Inventer de nouvelles directions
Avoir du style n’a donc rien d’évident. Si bien qu’une autre question pointe le bout de son nez : le prompt-artiste peut-il revendiquer le statut d’artiste ? Étienne Mineur est catégorique. « Oui ! Les artistes contemporains, depuis Marcel Duchamp, ont réglé le problème, la question n’étant plus de savoir qui fait quoi mais de prôner un discours qui puisse prédominer sur la forme. Dans le domaine des arts appliqués, en revanche, on reste davantage accroché à la question de qui a fait quoi. »
« La plupart des artistes se servent du rendu de l’IA comme d’une matière première qu’ils travaillent ensuite. »
C’est que le promptage génère beaucoup de fantasmes à l’heure actuelle, ainsi qu’un tas de réactions contraires. Heureusement, Étienne Mineur note la bienveillance des juristes vis-à-vis de cette nouvelle technique, qu’ils comparent dans leur grande majorité à l’arrivée de l’appareil photo. « Beaucoup de juristes considèrent que si l’on peut reconnaître une personnalité créative derrière le prompt, alors des droits d’auteurs s’appliquent. Pour le dire autrement, si j’indique simplement à une IA que je veux un lapin qui court derrière une carotte, je n’aurai pas de droits. En revanche, si je précise le style du lapin, le style graphique, le cadrage ou la lumière, tout cela avec une réelle intention créative, les juristes estiment que c’est le travail d’un auteur car il relève d’une démarche intellectuelle.
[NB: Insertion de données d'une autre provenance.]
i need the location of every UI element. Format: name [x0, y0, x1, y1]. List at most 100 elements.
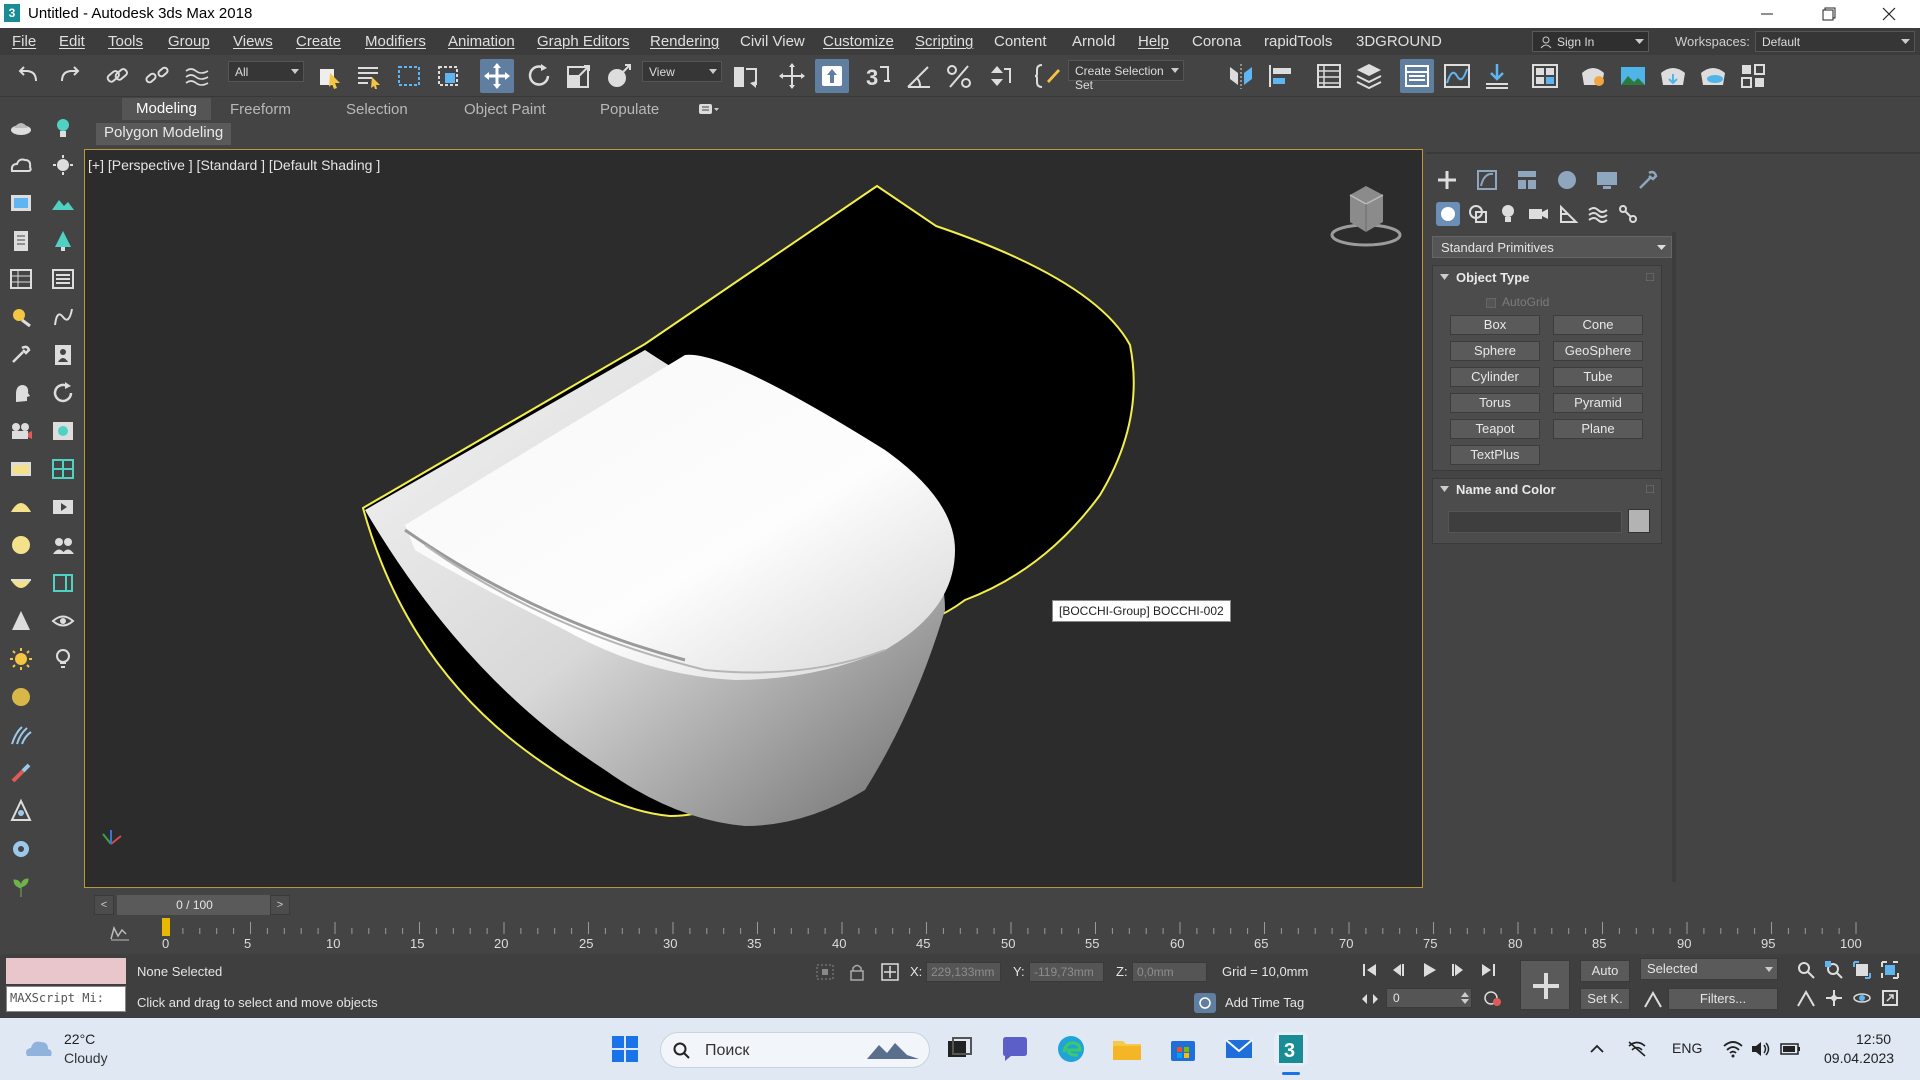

De plus, la plupart des artistes se servent du rendu de l’IA comme d’une matière première qu’ils travaillent ensuite. »
On demande alors à Étienne Mineur la façon dont il envisage l’IA au sein de son processus créatif, sa réponse fuse : « Pour moi, le plus intéressant est de l’utiliser, non pas pour reproduire ce que l’on connaît, mais pour aller vers des directions que nous n’aurions pas imaginées si l’IA n’avait pas été là. Ce nouvel outil doit nous permettre d’explorer de nouvelles possibilités ». C’est en ce sens, et uniquement en ces conditions, que le prompt-artiste peut se distinguer des utilisateurs lambda.